Seong-Jin Cho Marks Debussy’s Centenary Year with Spellbinding Album of Solo Piano Works
06 October 2017 (Toronto, ON) - In his latest recording, set for international release on November 17 via Deutsche Grammophon/Universal Music Canada, the country’s leading music company, 23-year-old South Korean pianist Seong-Jin Cho presents an all-Debussy programme. Debussy follows Cho’s two best-selling Chopin recordings.
It is entirely fitting that Seong-Jin Cho, winner of the 2015 International Chopin Piano Competition, should now turn to Debussy. Towards his life’s close, the French composer edited the piano works of Chopin, an experience that reignited his creativity, opening his heart to music he had loved since childhood. In turn, Cho’s connection to Debussy runs deep. He performed “Golliwogg’s Cake-walk” from Children’s Corner as part of his first public recital at the age of eleven, and his passion for the composer developed in parallel with his exploration of Chopin. He was therefore delighted to have the opportunity of commemorating the centenary of Debussy’s death, which falls in March 2018, with his own tribute.
Since childhood, Cho has felt many affinities with Debussy and he was keen to mark the centenary in his own style. The new album features both books of Images, each comprising three pieces of breathtaking imagination, in company with Children’s Corner and Suite Bergamasque, the latter including the hugely popular “Clair de lune”. Rounding things off in jubilant fashion is the beautiful “L’Isle joyeuse”.
“I have always loved Debussy’s music, but my feeling for it has deepened during my studies with Michel Béroff at the Paris Conservatoire,” Cho recalls. “Michel never presses me to accept his ideas on interpretation, which would be so easy for such a great master of Debussy’s music. His lessons are like meetings in which we discuss my playing, talk about music and art, and allow things to develop naturally. It’s a process of mutual understanding with Michel occasionally making suggestions about something that I might consider changing. Because he has such a profound connection to Debussy, he asks questions that can open your mind and ears to new possibilities.”
Seong-Jin Cho moved to Paris five years ago to study with Béroff. “Everything is very centralized in France,” he observes when asked about how he chose his new home city. “Paris is the undisputed cultural centre. I was convinced that I could get to know about European culture there.” Living and studying in Paris, he adds, has brought him closer to Debussy’s world, the places he knew and their spirit. “Whether visiting the Musée d’Orsay and Musée de l’Orangerie almost every day for a year, looking at Monet’s waterlilies and other Impressionist paintings, or just walking through the city at different times and in different seasons – it all offers insights into the atmosphere and colour of Debussy’s music.”
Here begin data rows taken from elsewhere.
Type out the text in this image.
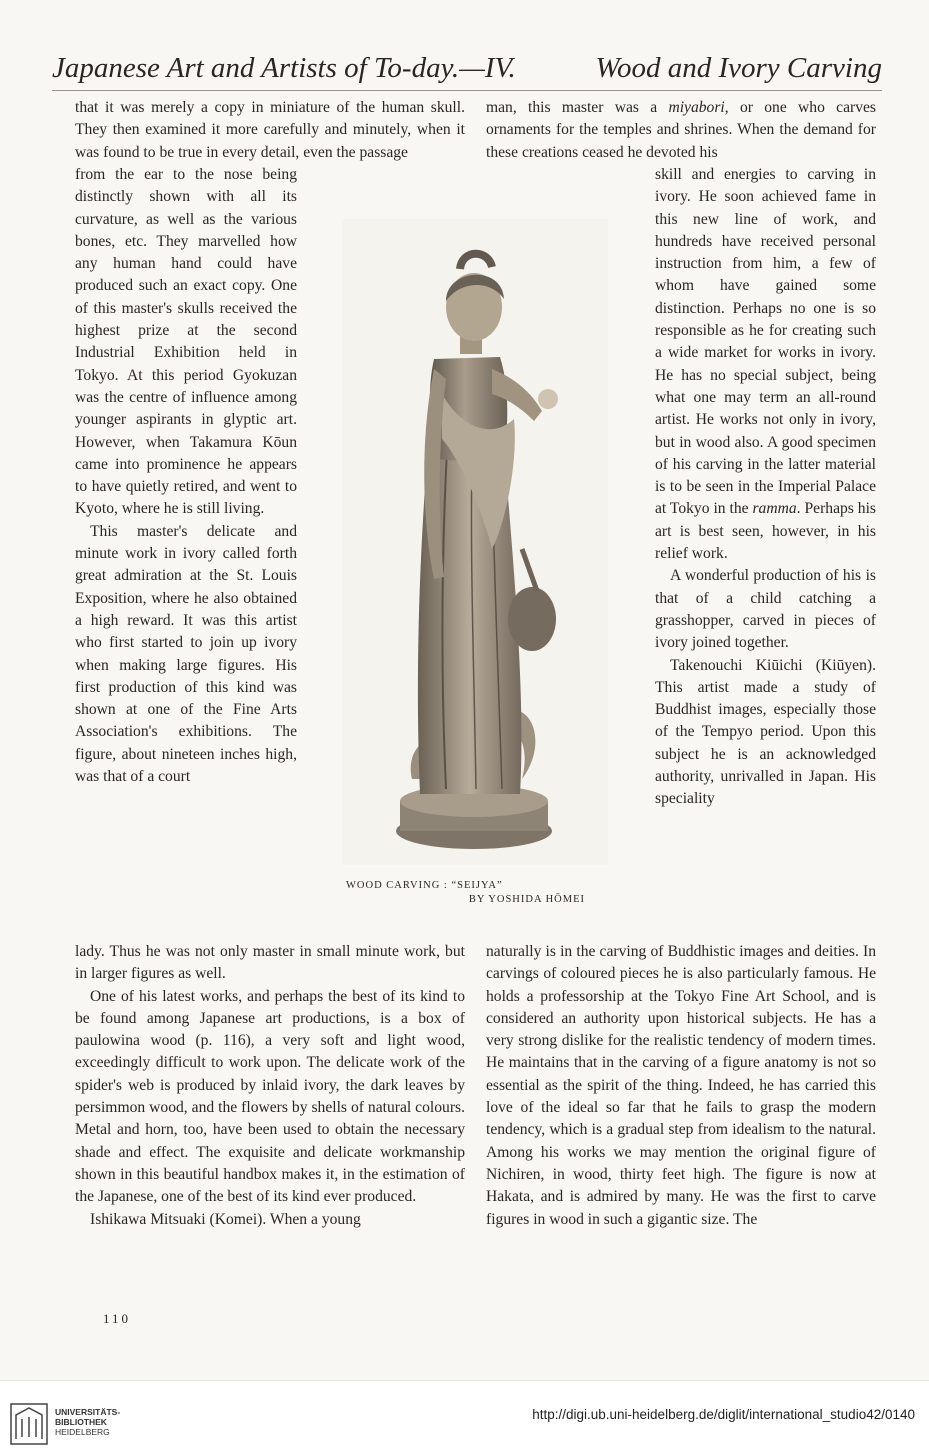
Japanese Art and Artists of To-day.—IV.	Wood and Ivory Carving

that it was merely a copy in miniature of the human skull. They then examined it more carefully and minutely, when it was found to be true in every detail, even the passage

from the ear to the nose being distinctly shown with all its curvature, as well as the various bones, etc. They marvelled how any human hand could have produced such an exact copy. One of this master's skulls received the highest prize at the second Industrial Exhibition held in Tokyo. At this period Gyokuzan was the centre of influence among younger aspirants in glyptic art. However, when Takamura Kōun came into prominence he appears to have quietly retired, and went to Kyoto, where he is still living.

This master's delicate and minute work in ivory called forth great admiration at the St. Louis Exposition, where he also obtained a high reward. It was this artist who first started to join up ivory when making large figures. His first production of this kind was shown at one of the Fine Arts Association's exhibitions. The figure, about nineteen inches high, was that of a court

lady. Thus he was not only master in small minute work, but in larger figures as well.

One of his latest works, and perhaps the best of its kind to be found among Japanese art productions, is a box of paulowina wood (p. 116), a very soft and light wood, exceedingly difficult to work upon. The delicate work of the spider's web is produced by inlaid ivory, the dark leaves by persimmon wood, and the flowers by shells of natural colours. Metal and horn, too, have been used to obtain the necessary shade and effect. The exquisite and delicate workmanship shown in this beautiful handbox makes it, in the estimation of the Japanese, one of the best of its kind ever produced.

Ishikawa Mitsuaki (Komei). When a young

man, this master was a miyabori, or one who carves ornaments for the temples and shrines. When the demand for these creations ceased he devoted his

skill and energies to carving in ivory. He soon achieved fame in this new line of work, and hundreds have received personal instruction from him, a few of whom have gained some distinction. Perhaps no one is so responsible as he for creating such a wide market for works in ivory. He has no special subject, being what one may term an all-round artist. He works not only in ivory, but in wood also. A good specimen of his carving in the latter material is to be seen in the Imperial Palace at Tokyo in the ramma. Perhaps his art is best seen, however, in his relief work.

A wonderful production of his is that of a child catching a grasshopper, carved in pieces of ivory joined together.

Takenouchi Kiūichi (Kiūyen). This artist made a study of Buddhist images, especially those of the Tempyo period. Upon this subject he is an acknowledged authority, unrivalled in Japan. His speciality

naturally is in the carving of Buddhistic images and deities. In carvings of coloured pieces he is also particularly famous. He holds a professorship at the Tokyo Fine Art School, and is considered an authority upon historical subjects. He has a very strong dislike for the realistic tendency of modern times. He maintains that in the carving of a figure anatomy is not so essential as the spirit of the thing. Indeed, he has carried this love of the ideal so far that he fails to grasp the modern tendency, which is a gradual step from idealism to the natural. Among his works we may mention the original figure of Nichiren, in wood, thirty feet high. The figure is now at Hakata, and is admired by many. He was the first to carve figures in wood in such a gigantic size. The

WOOD CARVING : “SEIJYA”
BY YOSHIDA HŌMEI
110
UNIVERSITÄTS-
BIBLIOTHEK
HEIDELBERG
http://digi.ub.uni-heidelberg.de/diglit/international_studio42/0140
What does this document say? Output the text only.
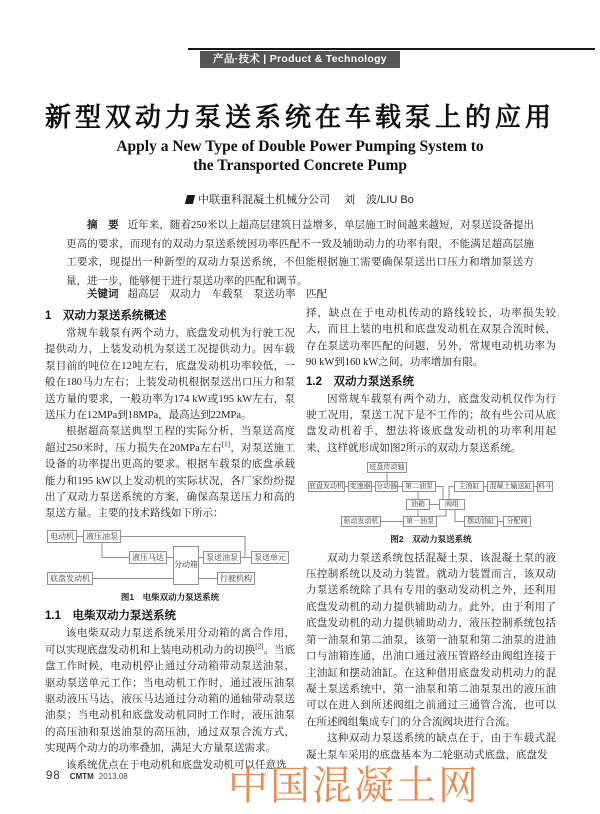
产品·技术 | Product & Technology
新型双动力泵送系统在车载泵上的应用
Apply a New Type of Double Power Pumping System to
the Transported Concrete Pump
中联重科混凝土机械分公司 刘　波/LIU Bo
摘　要 近年来，随着250米以上超高层建筑日益增多，单层施工时间越来越短，对泵送设备提出更高的要求，而现有的双动力泵送系统因功率匹配不一致及辅助动力的功率有限，不能满足超高层施工要求，现提出一种新型的双动力泵送系统，不但能根据施工需要确保泵送出口压力和增加泵送方量，进一步，能够便于进行泵送功率的匹配和调节。
关键词 超高层　双动力　车载泵　泵送功率　匹配
1　双动力泵送系统概述

常规车载泵有两个动力，底盘发动机为行驶工况提供动力，上装发动机为泵送工况提供动力。因车载泵目前的吨位在12吨左右，底盘发动机功率较低，一般在180马力左右；上装发动机根据泵送出口压力和泵送方量的要求，一般功率为174 kW或195 kW左右，泵送压力在12MPa到18MPa，最高达到22MPa。

根据超高泵送典型工程的实际分析，当泵送高度超过250米时，压力损失在20MPa左右[1]，对泵送施工设备的功率提出更高的要求。根据车载泵的底盘承载能力和195 kW以上发动机的实际状况，各厂家纷纷提出了双动力泵送系统的方案，确保高泵送压力和高的泵送方量。主要的技术路线如下所示：

电动机	液压油泵
液压马达
分动箱
泵送油泵	泵送单元
底盘发动机	行驶机构
图1　电柴双动力泵送系统
1.1　电柴双动力泵送系统

该电柴双动力泵送系统采用分动箱的离合作用，可以实现底盘发动机和上装电动机动力的切换[2]。当底盘工作时候，电动机停止通过分动箱带动泵送油泵，驱动泵送单元工作；当电动机工作时，通过液压油泵驱动液压马达，液压马达通过分动箱的通轴带动泵送油泵；当电动机和底盘发动机同时工作时，液压油泵的高压油和泵送油泵的高压油，通过双泵合流方式，实现两个动力的功率叠加，满足大方量泵送需求。

该系统优点在于电动机和底盘发动机可以任意选

择，缺点在于电动机传动的路线较长，功率损失较大，而且上装的电机和底盘发动机在双泵合流时候，存在泵送功率匹配的问题，另外，常规电动机功率为90 kW到160 kW之间，功率增加有限。

1.2　双动力泵送系统

因常规车载泵有两个动力，底盘发动机仅作为行驶工况用，泵送工况下是不工作的；故有些公司从底盘发动机着手，想法将该底盘发动机的功率利用起来，这样就形成如图2所示的双动力泵送系统。

底盘传动轴
底盘发动机 变速器 分动器	第二油泵	主油缸	混凝土输送缸 料斗
油箱	阀组
驱动发动机	第一油泵	摆动油缸	分配阀
图2　双动力泵送系统

双动力泵送系统包括混凝土泵、该混凝土泵的液压控制系统以及动力装置。就动力装置而言，该双动力泵送系统除了具有专用的驱动发动机之外，还利用底盘发动机的动力提供辅助动力。此外，由于利用了底盘发动机的动力提供辅助动力，液压控制系统包括第一油泵和第二油泵，该第一油泵和第二油泵的进油口与油箱连通，出油口通过液压管路经由阀组连接于主油缸和摆动油缸。在这种借用底盘发动机动力的混凝土泵送系统中，第一油泵和第二油泵泵出的液压油可以在进入到所述阀组之前通过三通管合流，也可以在所述阀组集成专门的分合流阀块进行合流。

这种双动力泵送系统的缺点在于，由于车载式混凝土泵车采用的底盘基本为二轮驱动式底盘，底盘发

中国混凝土网
98 CMTM 2013.08
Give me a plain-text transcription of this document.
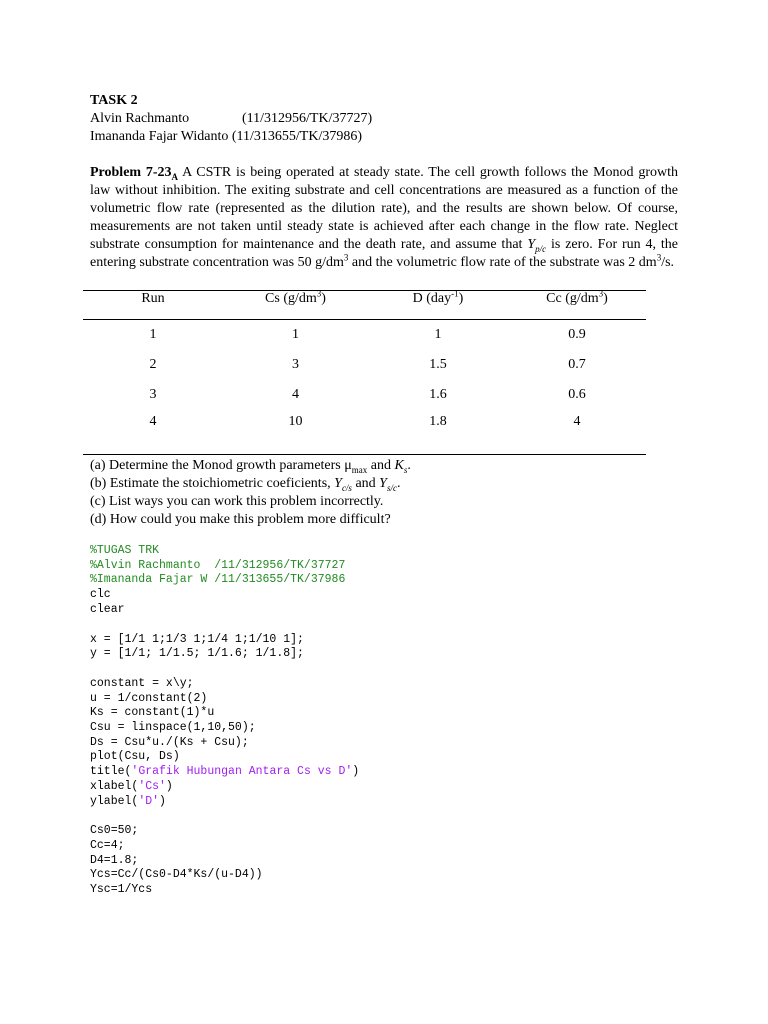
TASK 2

Alvin Rachmanto	(11/312956/TK/37727)

Imananda Fajar Widanto
(11/313655/TK/37986)

Problem $7-23_A$ A CSTR is being operated at steady state. The cell growth follows the Monod growth law without inhibition. The exiting substrate and cell concentrations are measured as a function of the volumetric flow rate (represented as the dilution rate), and the results are shown below. Of course, measurements are not taken until steady state is achieved after each change in the flow rate. Neglect substrate consumption for maintenance and the death rate, and assume that $Y_{p/c}$ is zero. For run 4, the entering substrate concentration was 50 $g/dm^3$ and the volumetric flow rate of the substrate was 2 $dm^3/s$.
Run	Cs $(g/dm^3)$	D (day$^{-1}$)	Cc $(g/dm^3)$
1	1	1	0.9
2	3	1.5	0.7
3	4	1.6	0.6
4	10	1.8	4

(a) Determine the Monod growth parameters $\mu_{max}$ and $K_s$.

(b) Estimate the stoichiometric coeficients, $Y_{c/s}$ and $Y_{s/c}$.

(c) List ways you can work this problem incorrectly.

(d) How could you make this problem more difficult?

%TUGAS TRK
%Alvin Rachmanto  /11/312956/TK/37727
%Imananda Fajar W /11/313655/TK/37986
clc
clear
x = [1/1 1;1/3 1;1/4 1;1/10 1];
y = [1/1; 1/1.5; 1/1.6; 1/1.8];
constant = x\y;
u = 1/constant(2)
Ks = constant(1)*u
Csu = linspace(1,10,50);
Ds = Csu*u./(Ks + Csu);
plot(Csu, Ds)
title('Grafik Hubungan Antara Cs vs D')
xlabel('Cs')
ylabel('D')
Cs0=50;
Cc=4;
D4=1.8;
Ycs=Cc/(Cs0-D4*Ks/(u-D4))
Ysc=1/Ycs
Although the Paris Conservatoire moved into its present home after Debussy’s student days there, its close links with the composer inspired Cho. He read widely about the man, his music and the contexts in which both were shaped. “This connection with a composer’s milieu is very important to me,” he comments. “It helped me find ways into Debussy’s mind, to discover impressions of his creativity and feel as much of the energy and invention that went into his works as possible. I feel a similar closeness here to Chopin who lived in Paris for almost half his life.”
Debussy’s innovative music replaced old rules of harmony and melodic writing with new sounds and radical ideas, fresh timbres and beguiling tone colours. Schools of composition and fashions in art meant nothing to him – instead, he was moved by his strong faith in individualism, open to influences outside the mainstream of European culture and opposed to Wagner’s domination of French musical life in the late 1800s.
Cho’s album begins with music that sounds as if it could have existed for all eternity, despite bearing the hallmarks of what its composer described as “the most recent discoveries of harmonic chemistry.” The enigmatic opening of “Reflets dans l’eau” from Images I sets the mood for the pianist’s tribute to one of the last century’s most original creative minds. He goes on to perform the remaining works of the two books of Images, bringing out every subtle nuance of music that demands true virtuosity. The Children’s Corner suite offers inventiveness, fantasy and touches of humour followed by the elegant Suite bergamasque, at whose heart lies the haunting “Clair de lune”. Rounding off proceedings is L’Isle joyeuse whose atmospheric, energetic writing makes it the ideal finale to this homage to Debussy.
It was, however, the stillness and concentration of so much of the composer’s piano music, rarely disturbed by forceful dynamic markings, that directed Seong-Jin Cho to choose a Steinway concert grand specially set up to convey the subtlest shifts of sound colour. “Debussy’s sound, for me, is about light and shade,” the pianist observes. “He understood how silence is the ground from which music grows and that musical sounds move in and out of silence. I wanted a piano that allowed me to slip from sound into silence and back again, without marking hard boundaries between the two. It’s so important to get this right in Debussy, who had a limitless concept of what sound could be. That’s why I was delighted to find an instrument with the lightness and flexibility of touch to do that.”